The largely rinsed-out PPI issue continued to linger in the third quarter with a £900m provision linked to compensation and other costs that was at the higher end of the range of expectations. The impact, which wiped out profits in the quarter leaving an $8m loss, is a reminder of how corrosive the twenty-year long saga has been, particularly to UK-focused RBS, which has 89% of its asset base in Britain. More broadly, on the basis of continued PPI ripples in RBS’s quarter, investors will need to reassess how much of an additional aftershock could be felt by other British lenders. Holders of shares in Lloyds, which reports next Thursday, may take RBS news as fair warning.
Yet efficiency has trumped PPI remediation as £27.5bn RBS’s main priority so far in the second half, as swap rates and the yield curve, not to mention Brexit, apply pressure on revenues. A pithier question is how well the group is protecting underlying performance from flak that also included a 44% core income drop at NatWest Markets linked to its rates business. That one-off was responsible for the net interest income miss (£3.5bn was expected in Q3; £2.01bn was reported).
Yet, with the net interest margin (NIM) also falling 5 basis points (bp) quarter-on-quarter, RBS’s formula for underlying stability still looks incomplete. After all, the main driver of weakening NIM is actually an increasingly fierce battle over residential mortgage market share as rates trend weaker.

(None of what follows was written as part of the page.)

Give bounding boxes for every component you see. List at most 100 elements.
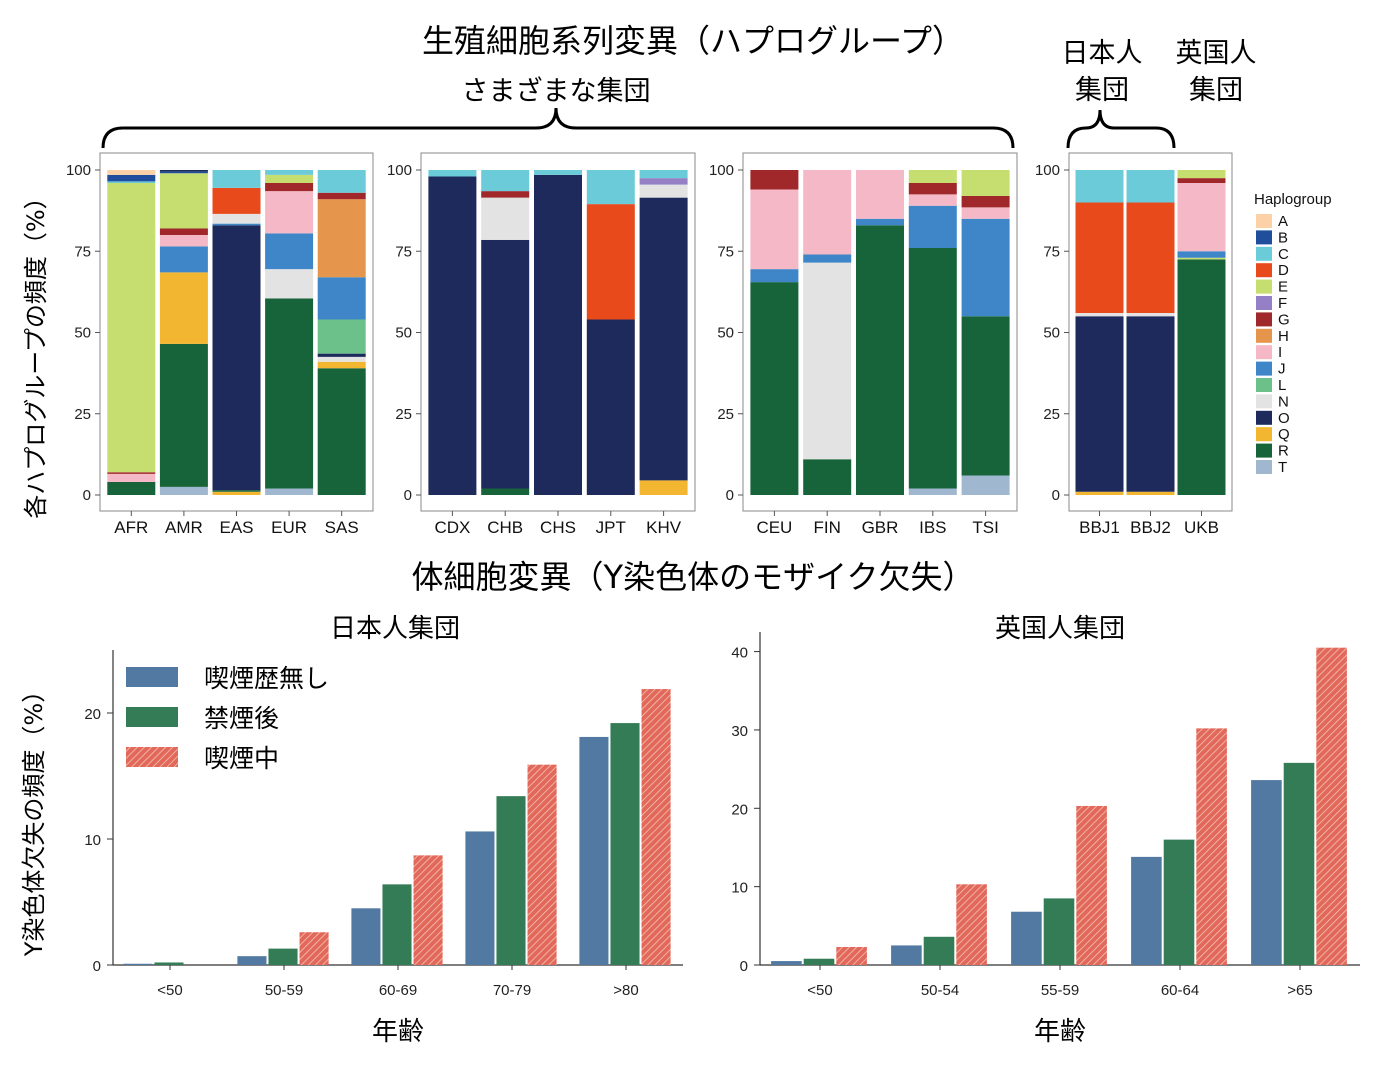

In other words, RBS may need to double down on cost cuts, and that points to further potential headcount reduction. Such thinking hasn’t been highlighted in the group’s Q3 report. In the context of the negative PPI and NatWest surprises, a 19% stock advance on Brexit deal progress since 11th October is being trimmed on Thursday and looks set to be reduced further into the year end.
RBS’s key Q3 success was continued retail lending and deposit growth, whilst excluding a 50bp PPI hit, Tier 1 ratio at 15.7% portrays stable capital strength that keeps dividend plans on track, though not much better. New CEO Alison Rose, a 30-year RBS veteran, will be more familiar than most with where the remaining fat lies.